Potential errata: crunches may damage your spine, fish may be full of heavy metals and corexit.
Why would isometrics work better than range-of-movement(using weights and cardio) in this case? When doing static exercises you are simply pushing until you're stopped by your weakest link, while in range-of-movement, momentum from other muscles can help you cheat on the weak areas, so that even though you expose many angles of contraction, not all of them are always fully contracted. Hence you can end up with spots of underdevelopment.
I'm pretty sure static holds also help to counteract the sitting problem, since flexing has a very relaxing effect on stiff muscles - it would follow that flexing them as much as possible is an even better idea!
If someone was unable to get a standing desk, do you think kneeling at a normal desk might be better than sitting all the time?
Maybe you could get a bar, like this one for $229:
Work on it, or use it as a bar when you have company over. Throw some casters on the bottom, and you can easily move it around.
Edit: Like this one http://www.target.com/gp/detail.html/181-7379211-8663135?asi...
However, I found fairly quickly that I needed to get a stool for occasional sitting.
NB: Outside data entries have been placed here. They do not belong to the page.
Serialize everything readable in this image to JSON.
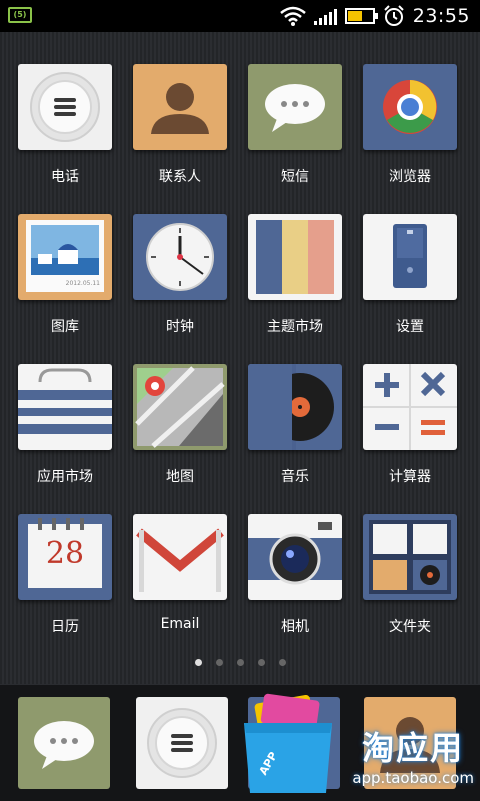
{
  "status_bar": {
    "left_badge": "(5)",
    "time": "23:55",
    "battery_level": 0.6
  },
  "apps": [
    {
      "label": "电话",
      "icon": "phone-icon"
    },
    {
      "label": "联系人",
      "icon": "contacts-icon"
    },
    {
      "label": "短信",
      "icon": "messages-icon"
    },
    {
      "label": "浏览器",
      "icon": "browser-icon"
    },
    {
      "label": "图库",
      "icon": "gallery-icon",
      "photo_caption": "2012.05.11"
    },
    {
      "label": "时钟",
      "icon": "clock-icon"
    },
    {
      "label": "主题市场",
      "icon": "themes-icon"
    },
    {
      "label": "设置",
      "icon": "settings-icon"
    },
    {
      "label": "应用市场",
      "icon": "app-market-icon"
    },
    {
      "label": "地图",
      "icon": "maps-icon"
    },
    {
      "label": "音乐",
      "icon": "music-icon"
    },
    {
      "label": "计算器",
      "icon": "calculator-icon"
    },
    {
      "label": "日历",
      "icon": "calendar-icon",
      "date": "28"
    },
    {
      "label": "Email",
      "icon": "email-icon"
    },
    {
      "label": "相机",
      "icon": "camera-icon"
    },
    {
      "label": "文件夹",
      "icon": "folder-icon"
    }
  ],
  "page_indicator": {
    "count": 5,
    "active": 1
  },
  "dock": [
    {
      "icon": "messages-icon"
    },
    {
      "icon": "phone-icon"
    },
    {
      "icon": "app-store-bag-icon",
      "badge": "APP"
    },
    {
      "icon": "contacts-icon"
    }
  ],
  "watermark": {
    "title": "淘应用",
    "url": "app.taobao.com"
  },
  "colors": {
    "tile_blue": "#4f6795",
    "tile_green": "#8f9a6d",
    "tile_orange": "#e0a86a",
    "tile_white": "#f2f2f2"
  }
}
If you've been in a desk job for 15 years like me, going to a standing work position is killer. Worse for me was I found that I couldn't think standing up! I had to sit to think. I think it's important as a transition, otherwise you'll most likely go back to a sitting desk after 2 weeks.
A month or so later and I don't use the chair nearly as much, and I'm actually enjoying getting sore feet BEFORE my back hurts.